本日、興味深いニュースがネットで配信されました。


http://www.jiji.com/jc/zc?key=%a5%d0%a5%bf%a1%bc&k=200908/2009081900478


 配信もとの時事通信社によると、昨年春には品薄状態であったバターは、国内経済の低迷に伴う乳製品の消費減などが理由で、現在の在庫量は適正水準の2倍にあたる5か月分に達しているとのことです。


 昨年のバター不足の騒ぎが嘘のようです。あの時は本当に不思議でした。我が家は比較的料理などにバターを使うほうなので、普段から店に並ぶバターを見続けてきましたが、売れ切れになるなんてことはほとんどなく、棚を占める場所・面積をみても、どちらかというとバターは


「一般家庭ではあまり大量に使わない食材」


の部類であったはずです。それがいきなり売り切れとは、


「品薄になるとのニュースで焦った多くの人が急にバターが食べたくなったのでしょうか。」


 我が家もバターを使うといっても、たまにパンに塗ったり、炒め物に落としたりするだけで一度買えばしばらく冷蔵庫にあります。ですので品薄時にたまたま買えたバター1箱で、そのまま店頭に普通に並ぶ時まで使ってました。


 そして今やバター余って問題化してます。1年もたたずに。当然だと思いました。もともとそんなに消費している食材ではなかったからです。バターを供給する乳製品メーカーも苦労が絶えないでしょう。大して売れなかったのが、いきなり品薄になって、増産を進められた挙句、舌の根も乾かぬうちに余って過剰在庫だというのですから。


 国内での最も大きなバター消費者は製パン業者や菓子メーカーなのでしょう。そういった業界が


「原料用バターを割安な外国産などに切り替えてコストを低減」


してきたというのも実に納得のいく流れです。外国産バターの輸入量もさぞかし増えたことでしょう。余った国産バターはどうなるのでしょうか。何かに再利用されるか、廃棄されるのでしょうか。ともかく今後国産バターの生産量が大幅に減ることは火を見るより明らかです。



 この1年ちょっとに起きたバターの流れ、なにか以前にも似たようなことがあったような・・?とデジャヴュ(既視感)のように感じませんか?そう・・・


 「国産野菜」


が同じような形で追いやられました。
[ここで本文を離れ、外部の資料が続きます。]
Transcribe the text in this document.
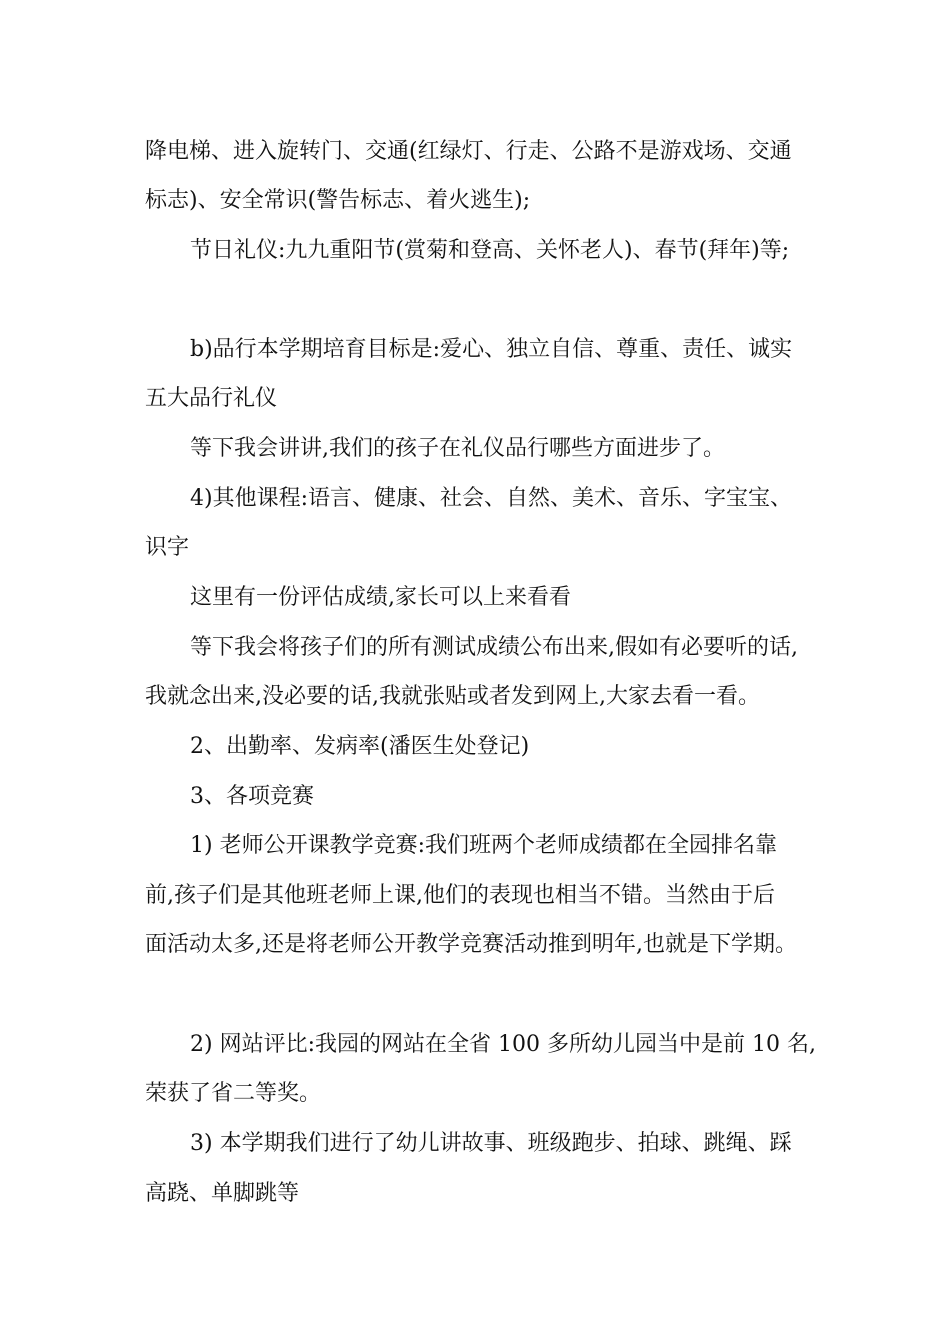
降电梯、进入旋转门、交通(红绿灯、行走、公路不是游戏场、交通
标志)、安全常识(警告标志、着火逃生);
节日礼仪:九九重阳节(赏菊和登高、关怀老人)、春节(拜年)等;
b)品行本学期培育目标是:爱心、独立自信、尊重、责任、诚实
五大品行礼仪
等下我会讲讲,我们的孩子在礼仪品行哪些方面进步了。
4)其他课程:语言、健康、社会、自然、美术、音乐、字宝宝、
识字
这里有一份评估成绩,家长可以上来看看
等下我会将孩子们的所有测试成绩公布出来,假如有必要听的话,
我就念出来,没必要的话,我就张贴或者发到网上,大家去看一看。
2、出勤率、发病率(潘医生处登记)
3、各项竞赛
1) 老师公开课教学竞赛:我们班两个老师成绩都在全园排名靠
前,孩子们是其他班老师上课,他们的表现也相当不错。当然由于后
面活动太多,还是将老师公开教学竞赛活动推到明年,也就是下学期。
2) 网站评比:我园的网站在全省 100 多所幼儿园当中是前 10 名,
荣获了省二等奖。
3) 本学期我们进行了幼儿讲故事、班级跑步、拍球、跳绳、踩
高跷、单脚跳等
野菜を大量に扱うスーパーや惣菜を作る食品会社、外食産業が


「供給も価格も安定しない国産野菜よりも安定して安い外国産野菜」


に切り替えたことで、国産野菜は常に過剰供給状態であり、安定した安値があたりまえになります。そのうえ国産野菜が豊作になった場合はさらに価格が暴落して、農家をして


「こんなんじゃ市場へ出しても箱代にもならない」


と言わせて、畑の作物をトラクターで潰します。そんな映像をテレビで見た私たちは白々しく


「何てもったいないことをするんだ」


と憤りますが・・・・


「常に安定してないと困る」


と生産者や、売り手にわがままを押し付けているのは、私たち一般消費者です。今回のバターの件がいい例です。


「不安定になると聞いただけで、必要以上に買い漁ってしまうのですから」


そしてその要望に皆があわせていくうちに国内の農は衰えていきます。

 

 食を含め世の全ての事象は「流動的です」。まず私たちは「不安定さ」を受け入れることが必要ではないでしょうか。食に関して言えば、


 「(食が)不安定だからこそ、その時ある食に敬意を払える」


のではないでしょうか。私たちが国内の野菜・酪農に対して理解をしていたらこのような事態にはならなかったと思います。私たちが、その「敬意」を持たない限り、食料自給率の向上など夢物語に過ぎません。